Key message: The promise of earnings growth and stable operations needs to be delivered on in FY26 to maintain operating credibility.

  • Afrimat recently hosted an Investor Day and we update our earnings after this event.
  • Key takeaways from the event: Afrimat has been negatively impacted by a number of internal and external factors recently and earnings have suffered as a result. However, progress is being made on the key earnings drivers – Nkomati and Cement. It seems that 1H FY26 will still involve some headwinds but these businesses should start to contribute meaningfully from 2H FY26.
  • In the cement division, shutdowns have been completed on Kiln 3 and 4. Kiln 3 is operating at an OEE of 60% and Kiln 4 was at this level prior to the shutdown. The two kilns are now primed to run at the expected 1.2mtpa output that should deliver a profit at normal industry EBITDA margins of at least 10%. Maintenance capex for the cement division should be approx. R65m per annum.
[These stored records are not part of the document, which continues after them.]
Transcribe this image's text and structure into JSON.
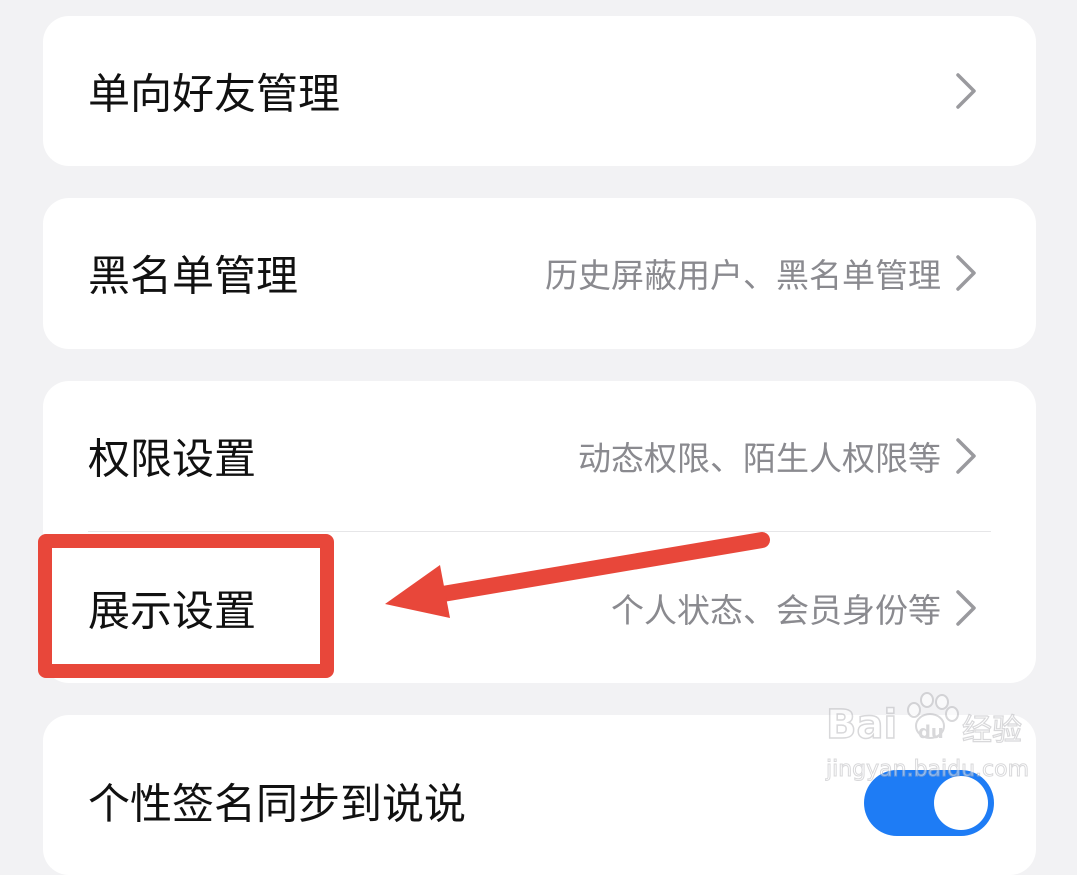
{
  "settings": {
    "items": [
      {
        "title": "单向好友管理",
        "subtitle": ""
      },
      {
        "title": "黑名单管理",
        "subtitle": "历史屏蔽用户、黑名单管理"
      },
      {
        "title": "权限设置",
        "subtitle": "动态权限、陌生人权限等"
      },
      {
        "title": "展示设置",
        "subtitle": "个人状态、会员身份等"
      },
      {
        "title": "个性签名同步到说说",
        "toggle_on": true
      }
    ]
  },
  "annotation": {
    "highlighted_item": "展示设置",
    "color": "#e8473a"
  },
  "watermark": {
    "logo_text": "Bai du 经验",
    "url_text": "jingyan.baidu.com"
  },
  "colors": {
    "background": "#f2f2f4",
    "card": "#ffffff",
    "toggle_accent": "#1e7cf5",
    "subtitle": "#8a8a8f"
  }
}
  • In the iron ore division, disruptions at AMSA in the prior year impacted local sales significantly. The run rate in 2H FY25 and FY26 so far has been good – expected sales for FY26 is on track for at least 1.2mt. The purchase of the Salene iron ore rights adds to reserves and Doringfontein is the next deposit to be exploited. The Jenkins LOM of 20 years increases to 24 years with the adjacent Salene reserves.
  • Nkomati has been a disappointment and slow to ramp up. Conditions in the u/g mine have been more difficult than expected and a change in mine plan and management was needed. The open cast operations had been held up by environmental approval delays and moving of graves and water Eskom lines. This is now largely complete and an optimised mine plane can now be followed in the o/c operations.
  • We continue to expect a better performance in FY26 with an improvement in local iron ore sales, a better result from Nkomati and the cement business to break even at least. 1H FY26 is still likely to be impacted by some of the above factors and we reduce our FY26 HEPS forecast to 436c (from 563c) largely due the weaker 1H. Afrimat has a number of balls in the air at the moment and the next year will be key to settling the portfolio into stable operations and delivering the earnings that are promised for the operations.
  • We adjust our Target Price to R63.40 (from R70).